Vancouver-based study to help quickly diagnose patients most at risk of dying from COVID-19
Posted July 12, 2020 12:26 pm.
Last Updated July 12, 2020 12:36 pm.
VANCOUVER (NEWS 1130) — It’s not a cure, but hope for life-saving treatment.
That’s what a team of researchers at the University of British Columbia is working on to help critical care patients during the pandemic.
The goal is to quickly diagnose people more likely to develop severe sepsis.
Lead researcher Dr. Bob Hancock says that condition –which can lead to multiple organ failure– has already been identified as a major reason why people are dying.
“Sepsis actually kills nearly 20 per cent of all people on the planet. It’s 11-million deaths every year and it seems to be triggered especially by COVID.”
He’s the co-founder of Sepset Biosciences Inc which just received funding from the federal government to conduct a study.
Hancock says his team of about a dozen people in BC, Quebec and Ontario will test hundreds of samples and preliminary results could be available within three months.
“Can we diagnose really early on and can we suggest new strategies for treating patients that might be more successful if you understand the disease better … Everybody’s feeling massive disruption with COVID-19, so anything that can bring us to a situation where we are able to resume a relatively normal life would be fantastic.”

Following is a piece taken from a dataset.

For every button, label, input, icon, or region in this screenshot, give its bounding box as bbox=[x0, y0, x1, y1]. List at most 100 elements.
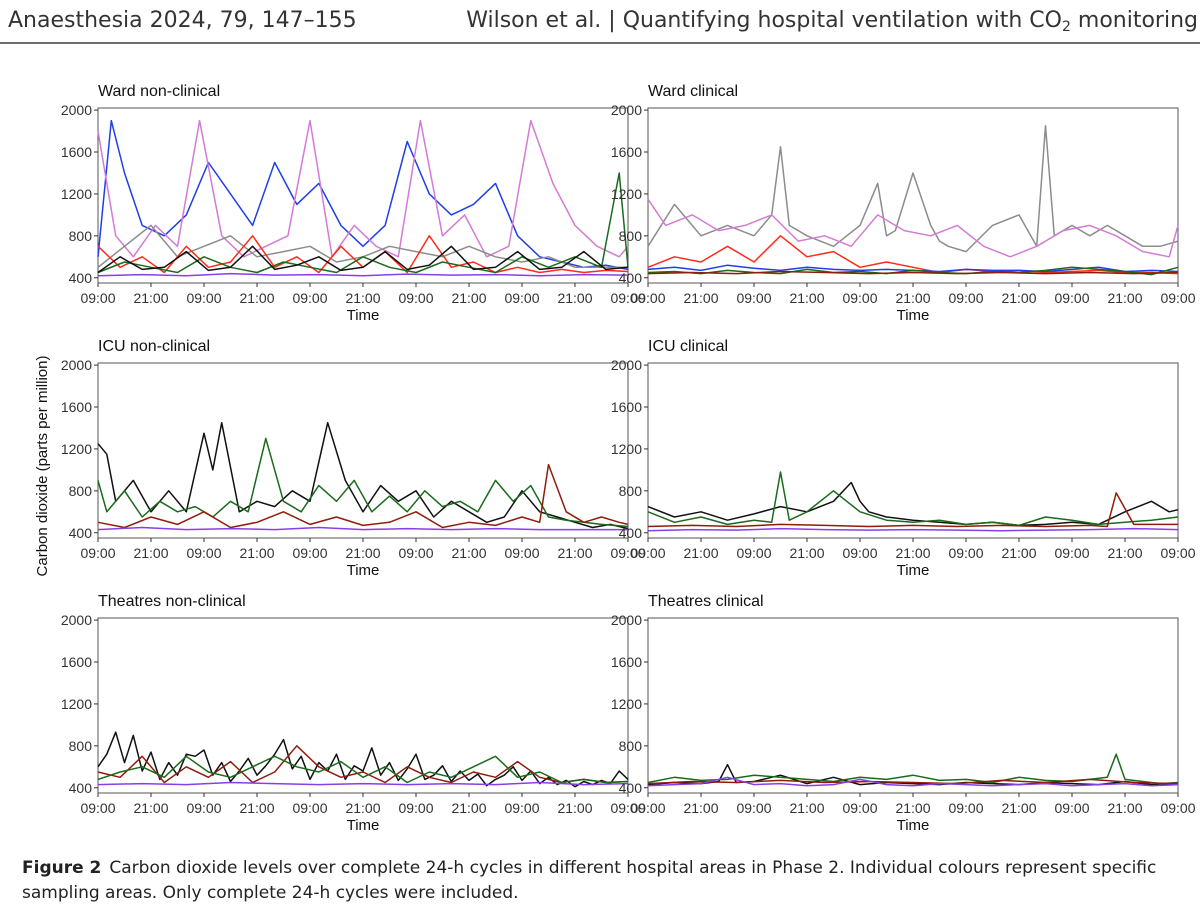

He tells NEWS 1130 this project, which was approved by the Canadian Institutes of Health Research, will use sequencing to identify people vulnerable to sepsis.
“Can we actually predict which patients are more likely to have severe disease? That will make a major impact on not just treatment, but the way you divide resources in a hospital –enable a physician to have better tools to predict the course of disease, figure out what sorts of treatments, might or might not work, and in the long run, I guess save lives.”
Hancock adds his team will use next-generation RNA sequencing technology to examine the complete gene expression profiles of severely ill patients.
“We’ve basically now confirmed that we can diagnose whether a patient’s going on to severe sepsis and have the potential for organ failure and we’re now just working out the commercialization of that technology, so it’s much faster to do diagnostics than it is to do therapeutics, so we’re very hopeful that within the next year and a bit we can get our technology going, but in a sense, COVID-19 provides us an opportunity to even fast-track over and above that because the movement of diagnostics in the COVID area is just bewilderingly rapid because of the great need.”
He explains Sepset Biosciences is already developing a point-of-care blood test for hospitals to identify septic patients in the emergency room, as well as predict those who will have high risk for organ failure.
“One of the problems with sepsis is it’s kind of considered the graveyard of medical therapeutic development. The reason being there have been more than 30 clinical trials that have not worked out at all and it’s thought that it’s so complex, that’s why you can’t deal with it. We’ve already studied 300 people from all around the world on sepsis –generally– and found that you can actually bin people with sepsis into five different sets of patients that have different underlying mechanisms. And so, rather than one disease, it’s like you have five different diseases.”
Hancock says other recent studies have shown people who’ve died from COVID-19 have suffered damage not only to their lungs, but their liver, kidneys and heart.